Q: Is 5200 the bottom?

Kela: I am not evading the question. My mind is very clear. Whether 5,200, 5,000 or 5,600. We don't know where the index is. I am really focused this year to identify good companies, buy them from a 3-year, 5-year perspective. This is one of those 2004 to 2006 era where across the board you are getting companies really cheap.

Today we ran some sensitivity. There are 80% stocks trading below 2007 peak levels while in these 50% of these cases earnings have doubled from 2007 levels. So actually valuations have become 25% of what it used to be in 2007-2008 levels. So I am really focused this time around. We can get into a global debate where the markets are. But finally the money is being made when you invest in the right companies.

Q: Do you think this is just a 6-9 month kind of tough phase after which we get back onto a bullish kind of trajectory for India?

Jhunjhunwala: I would like to make two observations, although I agree with Ruchir that financial speculation is playing a very large part in oil prices. But even if Libya is solved tomorrow, the problem is how do you know whether something is going to happen in Saudi Arabia or not. I have not read anywhere in any part of the international press, anything about any problem in Saudi Arabia or Kuwait.

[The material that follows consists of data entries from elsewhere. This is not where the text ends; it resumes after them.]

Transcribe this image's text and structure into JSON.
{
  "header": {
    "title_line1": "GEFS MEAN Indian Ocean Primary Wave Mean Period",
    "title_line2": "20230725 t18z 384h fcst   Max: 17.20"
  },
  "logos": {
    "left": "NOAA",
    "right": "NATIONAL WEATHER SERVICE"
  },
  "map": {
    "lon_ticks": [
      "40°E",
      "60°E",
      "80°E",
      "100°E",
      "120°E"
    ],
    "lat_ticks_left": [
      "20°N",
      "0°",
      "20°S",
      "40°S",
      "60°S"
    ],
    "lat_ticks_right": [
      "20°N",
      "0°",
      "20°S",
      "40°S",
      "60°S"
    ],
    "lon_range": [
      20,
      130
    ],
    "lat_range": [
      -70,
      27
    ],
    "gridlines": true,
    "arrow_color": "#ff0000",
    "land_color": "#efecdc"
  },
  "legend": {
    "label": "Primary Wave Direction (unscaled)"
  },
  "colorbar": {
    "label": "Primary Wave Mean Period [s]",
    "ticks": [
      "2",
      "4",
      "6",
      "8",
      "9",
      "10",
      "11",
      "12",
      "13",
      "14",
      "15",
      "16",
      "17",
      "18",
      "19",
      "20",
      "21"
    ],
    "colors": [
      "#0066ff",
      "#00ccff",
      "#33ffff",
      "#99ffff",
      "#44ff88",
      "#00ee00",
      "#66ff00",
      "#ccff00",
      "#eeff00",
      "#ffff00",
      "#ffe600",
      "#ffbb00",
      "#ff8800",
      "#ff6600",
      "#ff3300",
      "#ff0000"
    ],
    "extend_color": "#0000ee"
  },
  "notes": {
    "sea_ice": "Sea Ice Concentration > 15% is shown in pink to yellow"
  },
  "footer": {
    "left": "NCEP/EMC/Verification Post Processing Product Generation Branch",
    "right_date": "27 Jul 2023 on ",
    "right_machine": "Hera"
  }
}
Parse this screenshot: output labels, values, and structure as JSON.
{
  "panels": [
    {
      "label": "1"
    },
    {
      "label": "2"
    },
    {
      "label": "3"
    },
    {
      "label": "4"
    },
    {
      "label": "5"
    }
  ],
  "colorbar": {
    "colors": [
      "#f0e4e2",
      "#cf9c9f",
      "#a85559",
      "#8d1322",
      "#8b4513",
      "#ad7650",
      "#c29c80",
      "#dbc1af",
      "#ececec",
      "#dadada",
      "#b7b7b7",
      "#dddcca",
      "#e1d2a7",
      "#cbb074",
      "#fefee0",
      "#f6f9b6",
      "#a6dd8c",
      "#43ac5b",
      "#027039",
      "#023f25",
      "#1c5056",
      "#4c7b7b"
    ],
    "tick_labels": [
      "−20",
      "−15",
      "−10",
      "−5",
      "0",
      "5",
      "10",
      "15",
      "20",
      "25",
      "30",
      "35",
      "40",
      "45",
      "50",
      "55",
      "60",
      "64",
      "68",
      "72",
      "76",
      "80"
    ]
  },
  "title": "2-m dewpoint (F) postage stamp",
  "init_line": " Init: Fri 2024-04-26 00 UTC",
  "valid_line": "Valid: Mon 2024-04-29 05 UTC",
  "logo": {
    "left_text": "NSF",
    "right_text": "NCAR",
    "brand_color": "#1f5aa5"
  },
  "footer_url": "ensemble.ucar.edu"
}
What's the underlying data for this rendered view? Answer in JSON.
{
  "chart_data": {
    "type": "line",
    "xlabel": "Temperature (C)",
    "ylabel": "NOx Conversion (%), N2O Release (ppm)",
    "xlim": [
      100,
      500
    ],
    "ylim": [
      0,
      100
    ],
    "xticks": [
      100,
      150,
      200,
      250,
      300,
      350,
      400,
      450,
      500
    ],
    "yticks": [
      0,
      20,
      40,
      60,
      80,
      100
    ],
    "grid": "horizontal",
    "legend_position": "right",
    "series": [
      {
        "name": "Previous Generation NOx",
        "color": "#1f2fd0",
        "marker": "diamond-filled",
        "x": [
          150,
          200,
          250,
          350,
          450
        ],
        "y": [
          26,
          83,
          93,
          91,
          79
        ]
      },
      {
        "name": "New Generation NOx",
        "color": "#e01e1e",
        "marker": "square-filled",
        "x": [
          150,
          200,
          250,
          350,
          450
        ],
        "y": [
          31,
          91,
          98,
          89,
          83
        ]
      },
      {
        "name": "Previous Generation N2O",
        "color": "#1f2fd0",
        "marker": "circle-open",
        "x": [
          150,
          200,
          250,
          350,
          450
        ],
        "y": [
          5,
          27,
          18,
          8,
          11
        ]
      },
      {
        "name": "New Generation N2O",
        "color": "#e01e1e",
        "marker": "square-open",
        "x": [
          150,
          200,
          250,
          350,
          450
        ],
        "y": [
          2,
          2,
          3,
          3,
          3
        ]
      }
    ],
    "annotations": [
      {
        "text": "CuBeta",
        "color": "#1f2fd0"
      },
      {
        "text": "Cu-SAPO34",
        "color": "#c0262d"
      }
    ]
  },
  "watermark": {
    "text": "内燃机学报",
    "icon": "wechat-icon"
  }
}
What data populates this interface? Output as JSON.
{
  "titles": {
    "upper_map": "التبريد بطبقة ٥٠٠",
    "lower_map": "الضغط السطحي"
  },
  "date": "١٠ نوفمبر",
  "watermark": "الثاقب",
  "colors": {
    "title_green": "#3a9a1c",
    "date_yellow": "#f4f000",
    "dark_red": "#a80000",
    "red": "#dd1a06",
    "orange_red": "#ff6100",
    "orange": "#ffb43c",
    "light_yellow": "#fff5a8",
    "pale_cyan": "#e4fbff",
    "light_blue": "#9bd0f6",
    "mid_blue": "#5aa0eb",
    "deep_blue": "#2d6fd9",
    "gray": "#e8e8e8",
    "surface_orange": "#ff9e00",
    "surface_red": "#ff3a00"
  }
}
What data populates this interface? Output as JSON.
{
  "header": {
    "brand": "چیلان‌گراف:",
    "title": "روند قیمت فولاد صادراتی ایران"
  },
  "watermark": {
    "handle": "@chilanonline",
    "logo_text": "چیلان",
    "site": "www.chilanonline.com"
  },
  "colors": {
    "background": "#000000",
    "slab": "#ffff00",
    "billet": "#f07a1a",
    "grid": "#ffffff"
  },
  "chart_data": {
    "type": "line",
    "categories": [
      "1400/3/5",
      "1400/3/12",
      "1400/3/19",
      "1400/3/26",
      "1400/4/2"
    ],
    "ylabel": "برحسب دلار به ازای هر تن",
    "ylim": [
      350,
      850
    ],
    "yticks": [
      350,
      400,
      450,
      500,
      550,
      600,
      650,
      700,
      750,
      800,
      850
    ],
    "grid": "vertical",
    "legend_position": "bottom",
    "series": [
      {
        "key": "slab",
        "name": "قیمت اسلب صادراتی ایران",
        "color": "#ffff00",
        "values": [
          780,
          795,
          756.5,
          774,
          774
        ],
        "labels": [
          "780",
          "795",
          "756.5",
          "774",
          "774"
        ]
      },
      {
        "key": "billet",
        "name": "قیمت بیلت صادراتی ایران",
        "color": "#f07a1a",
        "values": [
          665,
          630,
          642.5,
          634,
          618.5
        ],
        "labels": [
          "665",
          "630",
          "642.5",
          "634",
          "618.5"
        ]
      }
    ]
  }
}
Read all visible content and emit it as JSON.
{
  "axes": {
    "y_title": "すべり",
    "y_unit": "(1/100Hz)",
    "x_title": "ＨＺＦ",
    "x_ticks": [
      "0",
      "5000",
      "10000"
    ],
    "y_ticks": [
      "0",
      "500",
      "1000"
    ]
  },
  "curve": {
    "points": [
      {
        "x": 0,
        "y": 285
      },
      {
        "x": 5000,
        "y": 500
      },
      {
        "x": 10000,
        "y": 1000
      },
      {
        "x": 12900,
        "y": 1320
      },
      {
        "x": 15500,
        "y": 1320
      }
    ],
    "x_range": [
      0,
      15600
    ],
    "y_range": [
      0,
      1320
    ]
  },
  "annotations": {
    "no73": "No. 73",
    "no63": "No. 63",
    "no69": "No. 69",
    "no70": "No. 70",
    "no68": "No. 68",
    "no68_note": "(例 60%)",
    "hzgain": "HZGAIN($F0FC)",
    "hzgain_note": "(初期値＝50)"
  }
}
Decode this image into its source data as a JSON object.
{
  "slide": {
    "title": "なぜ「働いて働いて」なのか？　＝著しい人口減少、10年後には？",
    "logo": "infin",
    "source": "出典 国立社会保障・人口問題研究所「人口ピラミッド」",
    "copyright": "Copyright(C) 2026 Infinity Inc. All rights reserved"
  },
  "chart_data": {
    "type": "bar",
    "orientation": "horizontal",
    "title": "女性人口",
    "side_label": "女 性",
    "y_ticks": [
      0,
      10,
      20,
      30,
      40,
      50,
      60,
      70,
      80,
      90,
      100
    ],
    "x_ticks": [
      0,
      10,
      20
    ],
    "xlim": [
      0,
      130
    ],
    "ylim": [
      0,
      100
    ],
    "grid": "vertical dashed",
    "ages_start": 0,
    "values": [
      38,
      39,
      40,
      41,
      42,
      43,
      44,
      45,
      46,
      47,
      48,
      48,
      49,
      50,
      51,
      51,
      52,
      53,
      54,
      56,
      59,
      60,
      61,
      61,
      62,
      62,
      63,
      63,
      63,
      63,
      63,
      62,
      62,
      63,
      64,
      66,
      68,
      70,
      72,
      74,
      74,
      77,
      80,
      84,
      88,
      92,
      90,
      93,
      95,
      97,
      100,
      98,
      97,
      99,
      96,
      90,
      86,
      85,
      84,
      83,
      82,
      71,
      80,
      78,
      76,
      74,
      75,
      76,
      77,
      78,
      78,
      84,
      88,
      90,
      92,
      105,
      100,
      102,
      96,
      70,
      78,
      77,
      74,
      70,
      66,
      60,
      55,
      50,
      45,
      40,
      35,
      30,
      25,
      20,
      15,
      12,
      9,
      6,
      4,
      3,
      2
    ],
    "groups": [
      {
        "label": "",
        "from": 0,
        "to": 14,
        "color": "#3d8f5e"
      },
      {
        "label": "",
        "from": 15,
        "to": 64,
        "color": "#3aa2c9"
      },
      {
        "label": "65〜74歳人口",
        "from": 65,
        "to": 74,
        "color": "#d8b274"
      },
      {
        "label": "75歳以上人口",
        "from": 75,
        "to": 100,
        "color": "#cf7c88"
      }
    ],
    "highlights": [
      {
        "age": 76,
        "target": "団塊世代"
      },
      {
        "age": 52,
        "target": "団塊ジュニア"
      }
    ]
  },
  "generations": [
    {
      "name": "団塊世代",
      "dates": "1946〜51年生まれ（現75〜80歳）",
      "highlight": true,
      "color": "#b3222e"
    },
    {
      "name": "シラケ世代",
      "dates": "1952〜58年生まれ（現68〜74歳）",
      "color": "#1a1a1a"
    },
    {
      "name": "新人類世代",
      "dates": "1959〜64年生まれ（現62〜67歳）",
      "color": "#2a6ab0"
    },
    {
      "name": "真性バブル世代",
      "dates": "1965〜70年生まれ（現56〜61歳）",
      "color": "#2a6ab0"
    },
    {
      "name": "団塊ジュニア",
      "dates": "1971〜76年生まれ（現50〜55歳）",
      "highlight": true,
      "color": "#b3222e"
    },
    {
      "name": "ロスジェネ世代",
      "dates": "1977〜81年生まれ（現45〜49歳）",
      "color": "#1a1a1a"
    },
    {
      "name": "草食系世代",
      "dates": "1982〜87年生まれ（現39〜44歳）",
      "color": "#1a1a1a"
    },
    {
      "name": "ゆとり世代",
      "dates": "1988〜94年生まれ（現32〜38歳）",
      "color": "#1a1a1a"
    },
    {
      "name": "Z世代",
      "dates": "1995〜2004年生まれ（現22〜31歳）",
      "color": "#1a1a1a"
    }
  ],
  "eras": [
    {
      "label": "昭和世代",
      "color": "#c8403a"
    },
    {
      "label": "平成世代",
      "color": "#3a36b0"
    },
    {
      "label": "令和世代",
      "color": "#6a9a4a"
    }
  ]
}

But still they say there is this lurking fear and to my mind what troubles me is why the Saudi Arabian stock market is down 24%. So even if the financial speculation is going correct there is always going to be a risk premium for the next 3-9 months on oil prices. If nothing happens in 3-9 months then people will tend to forget. Second observation I would like to make is that the Indian public has never participated in this rise from 2800-2900 effectively.